Le recours judiciaire, qui est actuellement le mode de résolution des litiges privilégié, présente de nombreux inconvénients, et n’est donc pas nécessairement le mode le plus approprié.

Quels intérêts présente de la Médiation pour solutionner un litige ?

La médiation présente l’avantage indéniable de responsabiliser les parties dans le conflit qui les oppose, et de leur permettre ainsi de s’approprier la résolution de leur litige.

La médiation, qui se déroule sur une période beaucoup plus courte (entre 3 et 6 mois), est également beaucoup moins couteuse que ne le serait un recours judiciaire.

Le processus de médiation aborde tous les aspects du litige qui oppose les parties et permet de préserver la relation, quelle soit professionnelle ou personnelle.

La Médiation est donc un mode de résolution des litiges parfaitement adapté aux conflits issus du monde du travail, car elle permet aux parties, en toute confidentialité, d’échanger sur le litige qui les oppose, de trouver ensemble une solution pérenne, tout en préservant la relation, indispensable pour continuer à travailler ensemble.

La Médiation, de part les techniques utilisées et la participation active des parties concernées, permet également d’appréhender tous les aspects d’un litige et de tenir compte de la dimension affective du conflit.

Comment fonctionne le processus de Médiation ?

La médiation, qui est basé sur la volonté des parties d’y recourir, ne peut porter que sur les droits dont les parties ont la libre disposition.

Le processus se déroule au travers d’un ou plusieurs entretiens, dans un temps limité, et en présence d’un tiers formé à la médiation : le médiateur.

Le médiateur, de part sa formation, est garant du cadre et de la confidentialité des échanges. Sa neutralité, et l’utilisation de techniques de communication, vont lui permettre d’amener les parties à s’exprimer, restaurer ainsi le dialogue, et imaginer ensemble la solution à leurs conflits.

A la différence du Juge, le Médiateur va s’intéresser également au ressenti des personnes, à leur « perception » propre du litige. En effet, un conflit ne relève souvent pas que du droit, mais implique également le système de croyances et les valeurs de l’individu.

La médiation obéit à un processus, dont le médiateur est le gardien.

Ce processus peut se découper en 4 phases essentielles :

  • Le Quoi ? Quel est le litige qui oppose les parties.

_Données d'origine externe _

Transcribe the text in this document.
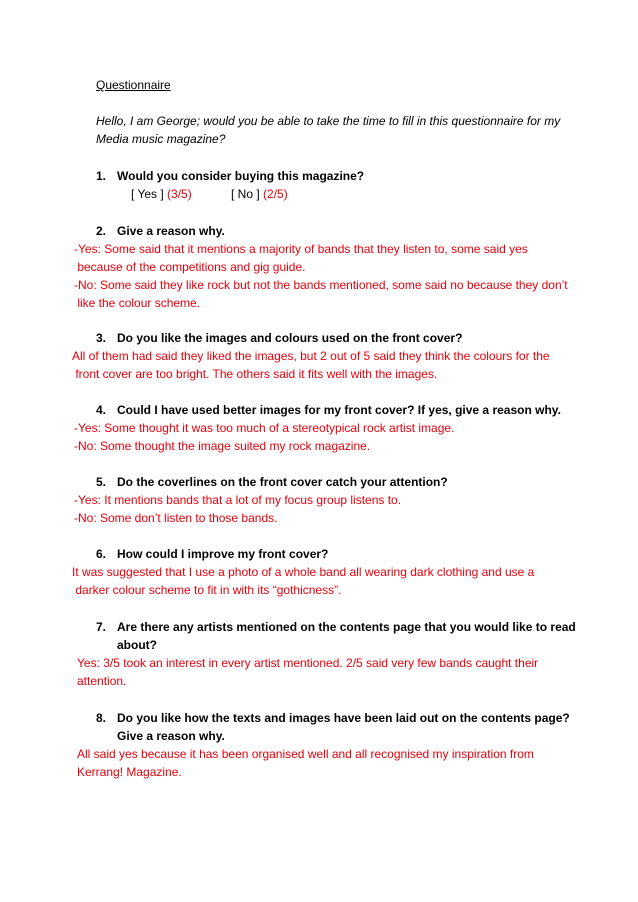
Questionnaire
Hello, I am George; would you be able to take the time to fill in this questionnaire for my
Media music magazine?
1. Would you consider buying this magazine?
[ Yes ] (3/5)	[ No ] (2/5)
2. Give a reason why.
-Yes: Some said that it mentions a majority of bands that they listen to, some said yes
because of the competitions and gig guide.
-No: Some said they like rock but not the bands mentioned, some said no because they don’t
like the colour scheme.
3. Do you like the images and colours used on the front cover?
All of them had said they liked the images, but 2 out of 5 said they think the colours for the
front cover are too bright. The others said it fits well with the images.
4. Could I have used better images for my front cover? If yes, give a reason why.
-Yes: Some thought it was too much of a stereotypical rock artist image.
-No: Some thought the image suited my rock magazine.
5. Do the coverlines on the front cover catch your attention?
-Yes: It mentions bands that a lot of my focus group listens to.
-No: Some don’t listen to those bands.
6. How could I improve my front cover?
It was suggested that I use a photo of a whole band all wearing dark clothing and use a
darker colour scheme to fit in with its “gothicness”.
7. Are there any artists mentioned on the contents page that you would like to read
about?
Yes: 3/5 took an interest in every artist mentioned. 2/5 said very few bands caught their
attention.
8. Do you like how the texts and images have been laid out on the contents page?
Give a reason why.
All said yes because it has been organised well and all recognised my inspiration from
Kerrang! Magazine.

Chacune des parties est invitée à s’exprimer sur « sa » version des faits.
  • Le pourquoi ? Le médiateur va rechercher les raisons pour lesquelles les parties sont arrivées à une situation de blocage. Par toute une série de techniques de communication (communication non violente, écoute active, reformulation…), le médiateur amène les parties à exprimer leurs « intérêts sous-jacents », leurs besoins, leurs ressentis et leurs émotions…Le médiateur va notamment s’intéresser à l’interprétation des faits, au vécu des parties, pour qu’elles puissent, à leur tour, comprendre le vécu et le ressenti de l’autre partie.
  • Le Comment ? Le Médiateur va par la suite guider les parties vers l’avenir…en les incitant à trouver ensemble des solutions. Cette partie, souvent appelé le « remue-méninges » a pour objectif d’exprimer toutes les solutions envisageables pour répondre aux intérêts réciproques des parties tout en mettant fin au litige. La créativité et l’innovation sont les prérequis de cette phase de la médiation.
  • Le Comment finalement ? Cette phase est la mise en musique « concrète » des solutions imaginées par les parties, éventuellement aidées de leurs conseils. L’ accord peut prendre différentes formes, soit un simple constat d’accord sans formalisme particulier, soit un protocole d’accord transactionnel rédigé sous l’égide des l’articles 2044 et s. du Code Civil. Dans certains cas, l’homologation du Juge s’avère utile pour donner à l’accord la force exécutoire.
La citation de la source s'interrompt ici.